What we have come to understand as a faculty, is that children model parents. That's where they get their behaviors, and even the best of parents can model behaviors that a child copies inappropriately. What we see is that a child who is aggressive is seeing something in the home that's aggressive. it could be movies; it could be music; it could be a parent's response to the world.

A child who is demanding is seeing a parent make inappropriate demands in his or her life. A child who is disruptive is the product of a home where there are few rules that apply to the adults as well. As an example, a parent who listens to very loud music all the time is teaching a child that it's OK to disrupt the normal stage of the house, and that what really matters is the individual not the group.

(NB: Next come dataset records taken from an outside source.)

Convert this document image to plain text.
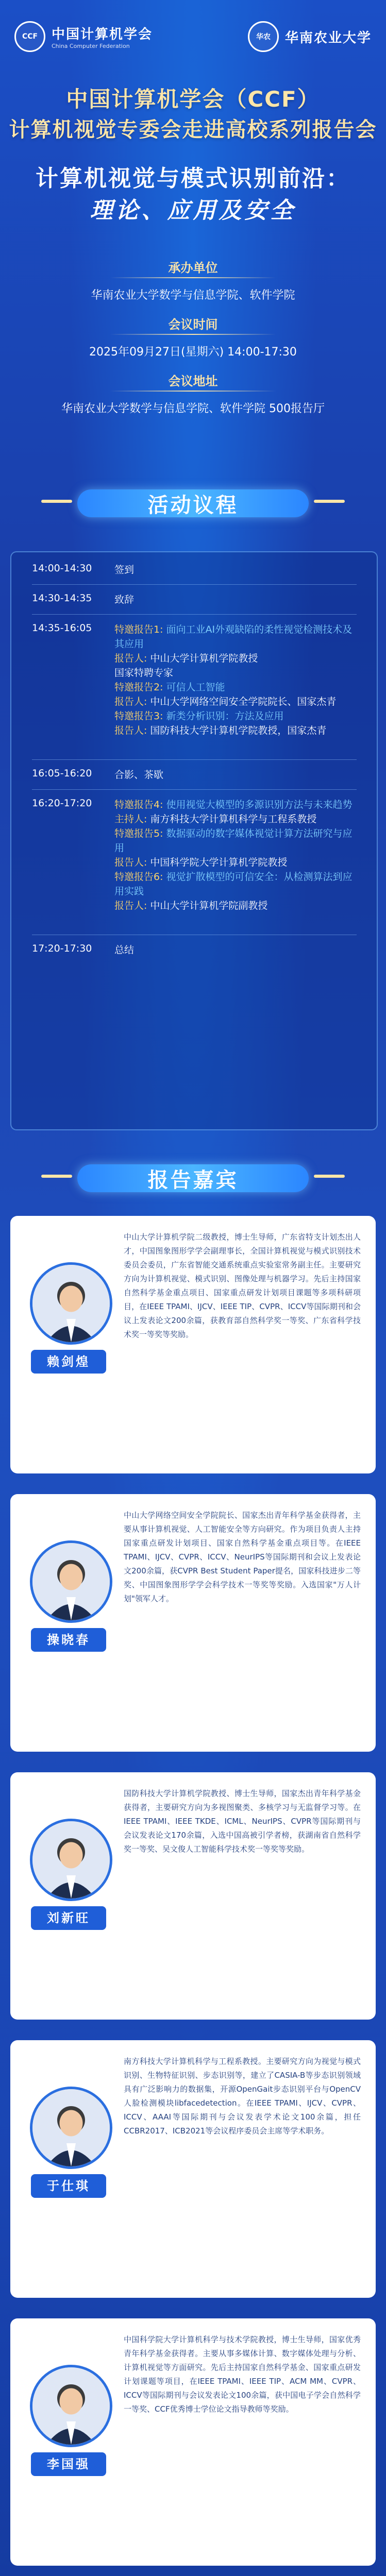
CCF	中国计算机学会
China Computer Federation
华农	华南农业大学
中国计算机学会（CCF）
计算机视觉专委会走进高校系列报告会
计算机视觉与模式识别前沿：
理论、应用及安全
承办单位
华南农业大学数学与信息学院、软件学院
会议时间
2025年09月27日(星期六) 14:00-17:30
会议地址
华南农业大学数学与信息学院、软件学院 500报告厅
活动议程
14:00-14:30 签到
14:30-14:35 致辞
14:35-16:05 特邀报告1: 面向工业AI外观缺陷的柔性视觉检测技术及其应用
报告人: 中山大学计算机学院教授
国家特聘专家
特邀报告2: 可信人工智能
报告人: 中山大学网络空间安全学院院长、国家杰青
特邀报告3: 新类分析识别：方法及应用
报告人: 国防科技大学计算机学院教授，国家杰青
16:05-16:20 合影、茶歇
16:20-17:20 特邀报告4: 使用视觉大模型的多源识别方法与未来趋势
主持人: 南方科技大学计算机科学与工程系教授
特邀报告5: 数据驱动的数字媒体视觉计算方法研究与应用
报告人: 中国科学院大学计算机学院教授
特邀报告6: 视觉扩散模型的可信安全：从检测算法到应用实践
报告人: 中山大学计算机学院副教授
17:20-17:30 总结
报告嘉宾
赖剑煌
中山大学计算机学院二级教授，博士生导师，广东省特支计划杰出人才，中国图象图形学学会副理事长，全国计算机视觉与模式识别技术委员会委员，广东省智能交通系统重点实验室常务副主任。主要研究方向为计算机视觉、模式识别、图像处理与机器学习。先后主持国家自然科学基金重点项目、国家重点研发计划项目课题等多项科研项目，在IEEE TPAMI、IJCV、IEEE TIP、CVPR、ICCV等国际期刊和会议上发表论文200余篇，获教育部自然科学奖一等奖、广东省科学技术奖一等奖等奖励。
操晓春
中山大学网络空间安全学院院长、国家杰出青年科学基金获得者，主要从事计算机视觉、人工智能安全等方向研究。作为项目负责人主持国家重点研发计划项目、国家自然科学基金重点项目等。在IEEE TPAMI、IJCV、CVPR、ICCV、NeurIPS等国际期刊和会议上发表论文200余篇，获CVPR Best Student Paper提名，国家科技进步二等奖、中国图象图形学学会科学技术一等奖等奖励。入选国家"万人计划"领军人才。
刘新旺
国防科技大学计算机学院教授、博士生导师，国家杰出青年科学基金获得者，主要研究方向为多视图聚类、多核学习与无监督学习等。在IEEE TPAMI、IEEE TKDE、ICML、NeurIPS、CVPR等国际期刊与会议发表论文170余篇，入选中国高被引学者榜，获湖南省自然科学奖一等奖、吴文俊人工智能科学技术奖一等奖等奖励。
于仕琪
南方科技大学计算机科学与工程系教授。主要研究方向为视觉与模式识别、生物特征识别、步态识别等，建立了CASIA-B等步态识别领域具有广泛影响力的数据集，开源OpenGait步态识别平台与OpenCV人脸检测模块libfacedetection。在IEEE TPAMI、IJCV、CVPR、ICCV、AAAI等国际期刊与会议发表学术论文100余篇，担任CCBR2017、ICB2021等会议程序委员会主席等学术职务。
李国强
中国科学院大学计算机科学与技术学院教授，博士生导师，国家优秀青年科学基金获得者。主要从事多媒体计算、数字媒体处理与分析、计算机视觉等方面研究。先后主持国家自然科学基金、国家重点研发计划课题等项目，在IEEE TPAMI、IEEE TIP、ACM MM、CVPR、ICCV等国际期刊与会议发表论文100余篇，获中国电子学会自然科学一等奖、CCF优秀博士学位论文指导教师等奖励。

So the child goes off to the public arena and does just that - he's disruptive in a noisy inconsiderate way as if to say, "This is what I learned at home; I'm cute?"

Maliciousness, dishonesty, and laziness are all learned. They are not a natural desire. Children are born good. In infancy, with their first smile, they want to please, to be loved, to be treated fairly and to be understood. When that does not happen, they look to the behaviors they see in their homes and they model them. When a parent rejects a child's attentions, the child will become disobedient. Why should the response be positive if the parent is not going to accept anything he does? If a parent ignores a child, the child will naturally ask why and begin to take care of himself, which nearly always goes awry because a child never has the full picture. He or she was not meant to care for themselves.

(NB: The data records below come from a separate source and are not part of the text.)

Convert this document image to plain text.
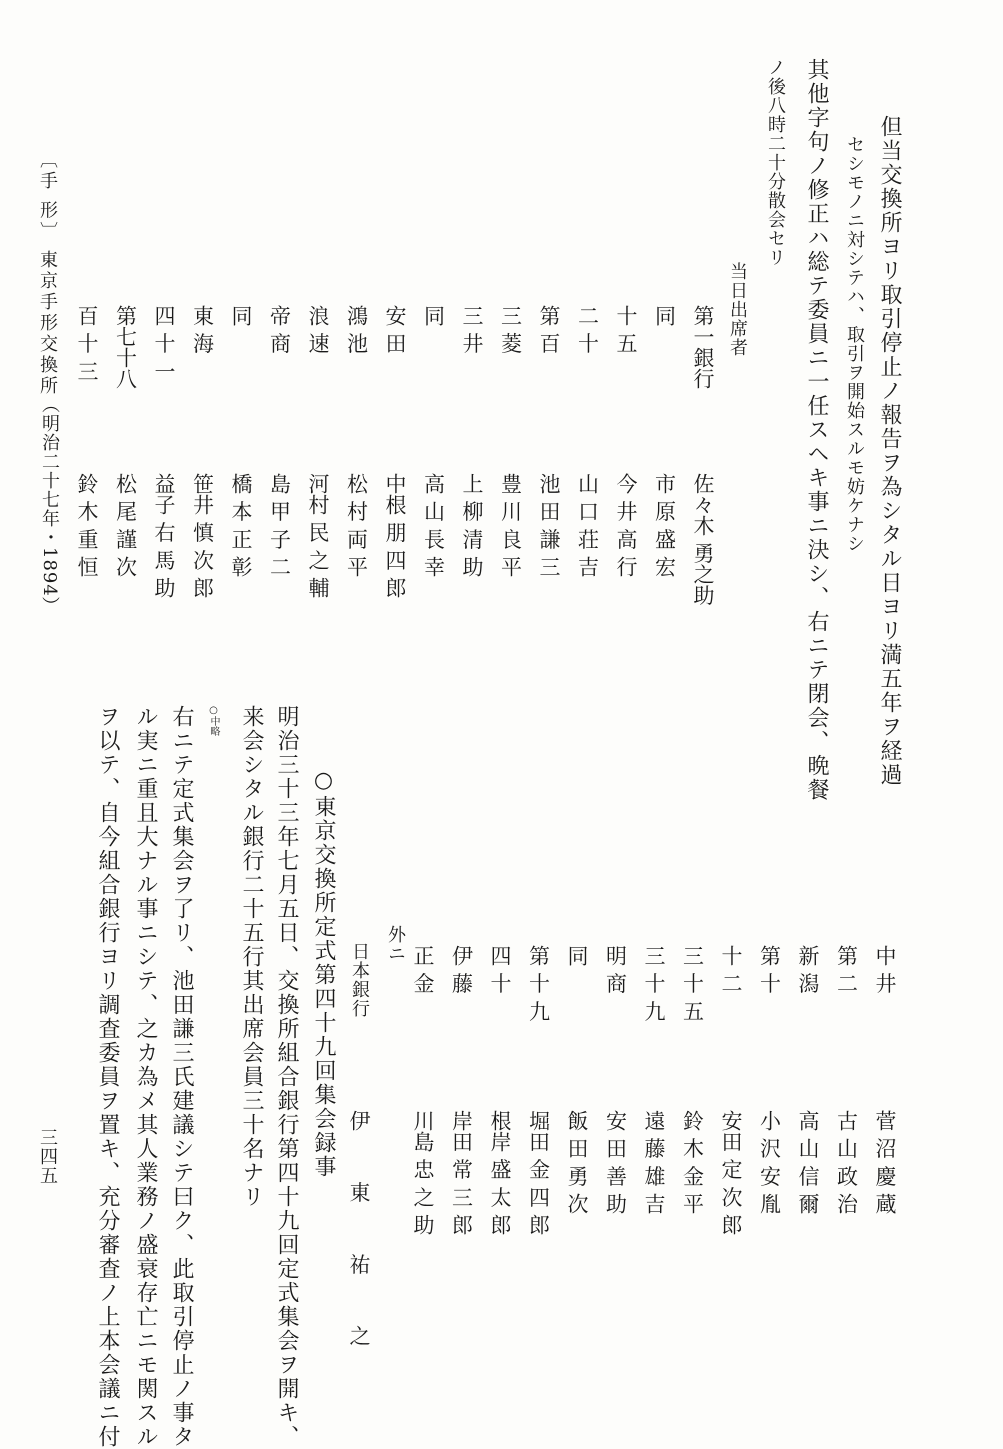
但当交換所ヨリ取引停止ノ報告ヲ為シタル日ヨリ満五年ヲ経過
セシモノニ対シテハ、取引ヲ開始スルモ妨ケナシ
其他字句ノ修正ハ総テ委員ニ一任スヘキ事ニ決シ、右ニテ閉会、晩餐
ノ後八時二十分散会セリ
当日出席者
第一銀行
佐々木 勇之助
同
市 原 盛 宏
十 五
今 井 高 行
二 十
山 口 荘 吉
第 百
池 田 謙 三
三 菱
豊 川 良 平
三 井
上 柳 清 助
同
高 山 長 幸
安 田
中根 朋 四 郎
鴻 池
松 村 両 平
浪 速
河村 民 之 輔
帝 商
島 甲 子 二
同
橋 本 正 彰
東 海
笹井 慎 次 郎
四 十 一
益子 右 馬 助
第七十八
松 尾 謹 次
百 十 三
鈴 木 重 恒
中 井
菅 沼 慶 蔵
第 二
古 山 政 治
新 潟
高 山 信 爾
第 十
小 沢 安 胤
十 二
安田 定 次 郎
三 十 五
鈴 木 金 平
三 十 九
遠 藤 雄 吉
明 商
安 田 善 助
同
飯 田 勇 次
第 十 九
堀田 金 四 郎
四 十
根岸 盛 太 郎
伊 藤
岸田 常 三 郎
正 金
川島 忠 之 助
外ニ
日本銀行
伊 東 祐 之
○東京交換所定式第四十九回集会録事
明治三十三年七月五日、交換所組合銀行第四十九回定式集会ヲ開キ、
来会シタル銀行二十五行其出席会員三十名ナリ
○中略
右ニテ定式集会ヲ了リ、池田謙三氏建議シテ曰ク、此取引停止ノ事タ
ル実ニ重且大ナル事ニシテ、之カ為メ其人業務ノ盛衰存亡ニモ関スル
ヲ以テ、自今組合銀行ヨリ調査委員ヲ置キ、充分審査ノ上本会議ニ付
〔手 形〕
東京手形交換所
（明治二十七年・1894）
三四五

Most recently I've been working on nutrition which I'm sure everyone is tired of, but if you look at a home that encourages or allows a child to be obese simply out of ease or neglect, the child is going to learn sloth. Telling a child that he is so unimportant as to ruin his health because it's easier to feed him the wrong things than to make the effort to keep him healthy is a savage attack on a child.

The parent is the primary educator of the child, and the home is the foundation where he or she is formed. The school is only a sounding board for the family and continued response to the family's ideals and dreams for their child. We expect this summer to be a wonderful experience with not a single disruptive child.

In April a summer packet will be given out to all parents who have signed up for summer.